Those who haunt social media cooking meals to show how lazy people on benefits are will probably say he had it coming; to them anyone who calls their debut album There’s Nothing Great About Britain, appears at an awards ceremony carrying an effigy of Boris Johnson’s severed head or refers to the Queen as a c*** is fair game in the all-out cyber war they lead to silence any last vestiges of free expression.
Predictably the attention detracted from both his story and his music – both of which sometimes were as chaotic as each other – but a meteoric rise from street rhyming in Northampton to sharing a table with the music industry’s elite was reason enough to mark slowthai out.

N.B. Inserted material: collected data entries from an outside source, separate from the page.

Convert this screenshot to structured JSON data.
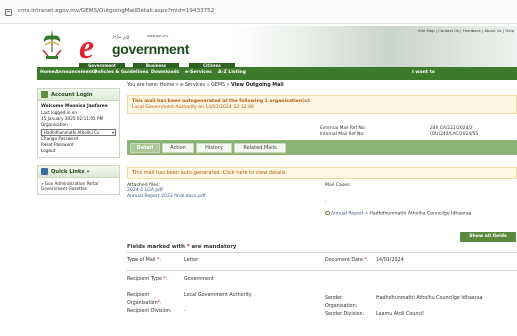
{
  "browser": {
    "url": "cms.intranet.egov.mv/GEMS/OutgoingMailDetail.aspx?mid=19433752"
  },
  "header": {
    "logo_dv": "ޖޫރަވި ސަރުކާރު",
    "logo_small": "www.gov.mv",
    "logo_word": "government",
    "toplinks": "Site Map | Contact Us | Feedback | About Us | Help"
  },
  "nav": {
    "tab_labels": [
      "Government",
      "Business",
      "Citizens"
    ],
    "items": [
      "Home",
      "Announcements",
      "Policies & Guidelines",
      "Downloads",
      "e-Services",
      "A-Z Listing"
    ],
    "iwant": "I want to"
  },
  "sidebar": {
    "account": {
      "title": "Account Login",
      "welcome": "Welcome  Moonisa Jaufaree",
      "last_login_label": "Last logged in on",
      "last_login_value": "15 January 2025 02:11:05 PM",
      "org_label": "Organisation",
      "org_value": "Hadhdhunmathi Atholhu Co",
      "change_password": "Change Password",
      "reset_password": "Reset Password",
      "logout": "Logout"
    },
    "quick": {
      "title": "Quick Links »",
      "item1": "» Gov Administration Portal",
      "item2": "Government Gazettes"
    }
  },
  "main": {
    "breadcrumb": "You are here: Home » e-Services » GEMS » ",
    "breadcrumb_current": "View Outgoing Mail",
    "alert_line1": "This mail has been autogenerated at the following 1 organisation(s):",
    "alert_line2": "Local Government Authority on 14/01/2024 22:32:06",
    "external_ref_label": "External Mail Ref No:",
    "external_ref_value": "240 CA/221/2024/2",
    "internal_ref_label": "Internal Mail Ref No:",
    "internal_ref_value": "(OU)240/LAC/2024/55",
    "tabs": [
      "Detail",
      "Action",
      "History",
      "Related Mails"
    ],
    "autogen_note": "This mail has been auto-generated. Click here to view details.",
    "attached_label": "Attached files:",
    "attached_files": [
      "2024-2 LGA.pdf",
      "Annual Report 2023 final.docx.pdf"
    ],
    "mail_cases_label": "Mail Cases:",
    "mail_cases_dash": "-",
    "mail_case_item": "Annual Report",
    "mail_case_rest": " » Hadhdhunmathi Atholhu Councilge Idhaaraa",
    "show_all": "Show all fields",
    "mandatory_prefix": "Fields marked with ",
    "mandatory_star": "*",
    "mandatory_suffix": " are mandatory",
    "type_of_mail_label": "Type of Mail",
    "type_of_mail_value": "Letter",
    "document_date_label": "Document Date",
    "document_date_value": "14/01/2024",
    "recipient_type_label": "Recipient Type",
    "recipient_type_value": "Government",
    "recipient_org_label1": "Recipient",
    "recipient_org_label2": "Organisation",
    "recipient_org_value": "Local Government Authority",
    "recipient_div_label": "Recipient Division:",
    "recipient_div_value": "-",
    "sender_label": "Sender",
    "sender_org_label": "Organisation:",
    "sender_org_value": "Hadhdhunmathi Atholhu Councilge Idhaaraa",
    "sender_div_label": "Sender Division:",
    "sender_div_value": "Laamu Atoll Council",
    "colon_star": "*:",
    "colon": ":"
  },
  "colors": {
    "nav_green": "#3d7a2c",
    "brand_red": "#e0232b",
    "alert_orange": "#b45a10",
    "button_green": "#5b8b3e"
  }
}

Tyron addresses the white knuckle ride, mental health struggles, being a hostage to the moral majority and the ugly fall out from a disastrous NME awards appearance, amongst many things. Imperfectly (What else) split into two, the opening part finds a defiant artist upping both their game and their company, with Skepta and A$AP Rocky stepping in for the blistering CANCELLED and MAZZA respectively. The later parallel dimension finds a man reflecting on the collateral damage of a life lived, the gentle acoustic backwash of push and closer ADHD revealing the sort of vulnerability not usually shared in a rap battleground where the next big thing is always waiting hungrily for any sign of weakness.
None of this will appease his faceless enemies, who live in a world where musicians are both exploitative billionaires and simultaneously weak minded slackers. But Tyron proves his rise was no parade of gimmicks or luck – and that courage isn’t something he lacks.